Now you can say McDonald's (NYSE:MCD) is on the road to recovery. Everything before this was merely feints and false starts, no matter how far its stock had climbed. Having finally achieved this milestone, the burger baron is at last truly back on track.
So what happened? For the first time in five years, McDonald's posted a year-over-year jump in annual customer traffic numbers, a 1.9% bump. While the restaurant operator has posted comparable sales growth, 2017 was the first year since 2012 that guest counts were positive, meaning it's gaining customers once more.
Flights of fancy
CEO Steve Easterbrook previously estimated that the restaurant operator had lost a half-billion customer transactions to competitors.
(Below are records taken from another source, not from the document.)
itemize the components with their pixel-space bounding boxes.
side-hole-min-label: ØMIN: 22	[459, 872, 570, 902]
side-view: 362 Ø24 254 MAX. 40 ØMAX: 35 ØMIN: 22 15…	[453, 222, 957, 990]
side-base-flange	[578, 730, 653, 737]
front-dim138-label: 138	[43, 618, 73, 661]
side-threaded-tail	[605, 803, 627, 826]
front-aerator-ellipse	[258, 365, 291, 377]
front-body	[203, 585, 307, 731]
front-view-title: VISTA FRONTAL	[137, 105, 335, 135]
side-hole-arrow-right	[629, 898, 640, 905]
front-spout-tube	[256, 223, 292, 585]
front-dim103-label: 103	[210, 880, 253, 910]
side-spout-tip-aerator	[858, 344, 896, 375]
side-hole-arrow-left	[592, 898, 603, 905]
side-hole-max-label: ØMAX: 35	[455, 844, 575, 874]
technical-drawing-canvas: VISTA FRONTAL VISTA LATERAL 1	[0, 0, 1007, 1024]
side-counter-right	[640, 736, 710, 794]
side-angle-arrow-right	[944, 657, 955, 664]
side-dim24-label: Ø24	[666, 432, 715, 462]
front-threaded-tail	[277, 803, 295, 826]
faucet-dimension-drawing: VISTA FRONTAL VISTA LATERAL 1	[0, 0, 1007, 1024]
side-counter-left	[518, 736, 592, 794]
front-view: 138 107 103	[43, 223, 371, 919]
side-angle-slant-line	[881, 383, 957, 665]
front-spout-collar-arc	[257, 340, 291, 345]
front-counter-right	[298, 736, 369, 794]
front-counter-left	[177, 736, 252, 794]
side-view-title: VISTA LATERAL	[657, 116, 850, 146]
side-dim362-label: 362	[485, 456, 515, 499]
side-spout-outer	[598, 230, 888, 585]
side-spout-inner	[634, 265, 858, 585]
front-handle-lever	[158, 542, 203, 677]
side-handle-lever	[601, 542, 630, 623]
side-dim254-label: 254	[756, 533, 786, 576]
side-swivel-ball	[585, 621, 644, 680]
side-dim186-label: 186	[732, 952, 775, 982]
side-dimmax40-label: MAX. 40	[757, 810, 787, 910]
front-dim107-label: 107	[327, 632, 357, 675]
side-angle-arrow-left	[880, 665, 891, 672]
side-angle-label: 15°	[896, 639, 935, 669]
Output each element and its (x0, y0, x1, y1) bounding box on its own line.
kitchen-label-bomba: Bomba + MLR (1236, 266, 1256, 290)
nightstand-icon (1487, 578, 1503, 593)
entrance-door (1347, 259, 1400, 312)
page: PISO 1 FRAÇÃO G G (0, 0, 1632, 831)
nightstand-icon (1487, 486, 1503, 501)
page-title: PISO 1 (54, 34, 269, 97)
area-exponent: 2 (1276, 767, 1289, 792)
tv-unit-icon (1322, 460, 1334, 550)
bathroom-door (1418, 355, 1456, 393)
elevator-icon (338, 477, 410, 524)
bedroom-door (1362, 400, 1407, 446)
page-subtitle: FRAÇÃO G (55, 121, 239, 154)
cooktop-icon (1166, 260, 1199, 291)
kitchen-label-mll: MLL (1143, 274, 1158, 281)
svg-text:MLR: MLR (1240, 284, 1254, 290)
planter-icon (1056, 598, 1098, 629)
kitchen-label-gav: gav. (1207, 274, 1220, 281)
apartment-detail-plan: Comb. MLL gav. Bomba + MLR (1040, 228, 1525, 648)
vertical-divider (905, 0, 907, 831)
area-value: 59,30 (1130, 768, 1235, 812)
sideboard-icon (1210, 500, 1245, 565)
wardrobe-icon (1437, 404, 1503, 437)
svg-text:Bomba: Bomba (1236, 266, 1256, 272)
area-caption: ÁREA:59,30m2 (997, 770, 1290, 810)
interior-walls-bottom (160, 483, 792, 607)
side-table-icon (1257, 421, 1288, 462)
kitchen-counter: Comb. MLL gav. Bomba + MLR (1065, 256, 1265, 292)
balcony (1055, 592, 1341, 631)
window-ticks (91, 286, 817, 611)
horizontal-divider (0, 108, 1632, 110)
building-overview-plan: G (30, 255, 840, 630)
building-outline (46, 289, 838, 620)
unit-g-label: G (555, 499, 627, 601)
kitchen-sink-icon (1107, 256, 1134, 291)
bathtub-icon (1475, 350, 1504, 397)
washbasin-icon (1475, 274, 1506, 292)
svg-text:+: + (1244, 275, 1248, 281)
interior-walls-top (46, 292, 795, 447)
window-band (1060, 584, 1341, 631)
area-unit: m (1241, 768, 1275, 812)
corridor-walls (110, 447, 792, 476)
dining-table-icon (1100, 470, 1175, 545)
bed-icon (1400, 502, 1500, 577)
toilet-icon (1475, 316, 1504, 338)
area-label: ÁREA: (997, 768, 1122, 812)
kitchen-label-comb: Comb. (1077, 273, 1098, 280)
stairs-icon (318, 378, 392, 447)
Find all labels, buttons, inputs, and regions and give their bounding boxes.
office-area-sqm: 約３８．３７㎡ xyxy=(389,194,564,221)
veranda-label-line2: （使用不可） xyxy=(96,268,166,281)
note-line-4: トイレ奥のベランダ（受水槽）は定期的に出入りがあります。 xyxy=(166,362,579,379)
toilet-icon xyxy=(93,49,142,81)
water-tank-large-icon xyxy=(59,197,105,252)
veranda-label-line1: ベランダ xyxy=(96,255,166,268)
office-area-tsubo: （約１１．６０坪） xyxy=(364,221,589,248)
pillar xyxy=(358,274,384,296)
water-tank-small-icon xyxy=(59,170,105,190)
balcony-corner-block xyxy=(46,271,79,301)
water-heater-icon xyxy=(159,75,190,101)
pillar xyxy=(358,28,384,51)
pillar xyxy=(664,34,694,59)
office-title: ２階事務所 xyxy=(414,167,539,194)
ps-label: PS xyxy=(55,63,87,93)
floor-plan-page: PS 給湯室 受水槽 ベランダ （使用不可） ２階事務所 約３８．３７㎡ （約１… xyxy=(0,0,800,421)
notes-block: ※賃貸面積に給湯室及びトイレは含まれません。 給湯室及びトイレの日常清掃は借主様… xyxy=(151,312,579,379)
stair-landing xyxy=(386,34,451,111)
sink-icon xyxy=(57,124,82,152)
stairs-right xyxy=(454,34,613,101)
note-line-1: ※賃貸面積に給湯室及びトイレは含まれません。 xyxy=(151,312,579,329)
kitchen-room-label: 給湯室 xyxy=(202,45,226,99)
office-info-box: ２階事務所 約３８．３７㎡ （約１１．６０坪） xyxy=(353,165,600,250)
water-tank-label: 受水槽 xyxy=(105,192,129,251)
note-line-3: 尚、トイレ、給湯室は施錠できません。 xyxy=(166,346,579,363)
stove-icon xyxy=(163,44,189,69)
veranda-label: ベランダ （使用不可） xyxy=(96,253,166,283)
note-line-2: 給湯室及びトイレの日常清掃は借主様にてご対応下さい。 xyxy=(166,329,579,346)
Part of that was borne of the desire to eat "healthier," and the rise of fast-casual chains like Shake Shack and In-and-Out Burger gave diners higher-quality meals and fresher ingredients. But it also gave them a higher tab.
Unfortunately, McDonald's chased after that crowd, believing it could compete with these upscale burger shops. It introduced kale bowls, lobster rolls, and pricey sirloin burgers in pursuit of Easterbrook's vision of creating a "modern, progressive burger company." In the process, it forgot its core customer, the vast majority of whom come to the burger joint looking for a tasty meal at a good value.
It's no coincidence that the company's change of fortune for the better began when it once again started focusing on the value end of its menu. Although Wendy's (NASDAQ: WEN) was first out of the gate with its 4-for-$4 bundle meal, a successful promotion that it has continued to expand to great effect, McDonald's McPick 2 program may be the better choice because of the broad selection it gives customers. It is often singled out as a prime reason for the comparable sales growth the chain has enjoyed, including in the fourth quarter, when the bundled offering was credited for the bulk of the 4.5% comps increase.
McDonald's has continued its deep dive into the value end with its $1-$2-$3 Dollar Menu that further gives customers a variety of options for a very low price. A certain amount of credit must also be given to the all-day breakfast menu that customers had wanted for years. Its introduction in 2015 put an immediate halt to the company's slide, and though the outsize impact it created in reversing its downward trend has faded, it remains a popular addition.
A better experience
Yet it wasn't only revitalizing its value menu that helped revive the burger shop's fortunes. At great expense and difficulty, McDonald's has improved its food. From launching a cage-free-egg initiative to ensuring that the beef it uses is free from antibiotics, McDonald's has often been at the forefront of a food-industry phenomenon that takes into consideration animal welfare and its ultimate effect on its customers.
We're seeing this effort further creep into various menu selections, such as the use of fresh beef in several items. Last year McDonald's committed to go national with a fresh beef Quarter Pounder burger, an initiative that required two years of planning. The nationwide rollout should be complete by the middle of the year. And it's extended it to the new Archburger that it's testing in select markets. It's a smaller burger than usual -- one-sixth of a pound -- but it will retail for $2 or so, putting it in the middle of its new dollar menu offerings.
All of this is finally getting customers to come back to McDonald's. Guest counts at the restaurant ended 2017 some 2% higher than the year before, a not insignificant amount. It's perhaps ironic that having finally achieved that milestone, McDonald's stock has fallen 4% since that report, as of this writing.
Regardless, the business is now truly firing on all cylinders. It has the right products, it's offering the right prices, and it's clearly in tune with its customers' wants. There have been signs all along that McDonald's was returning to health. This shows that the burger joint is back in a big way.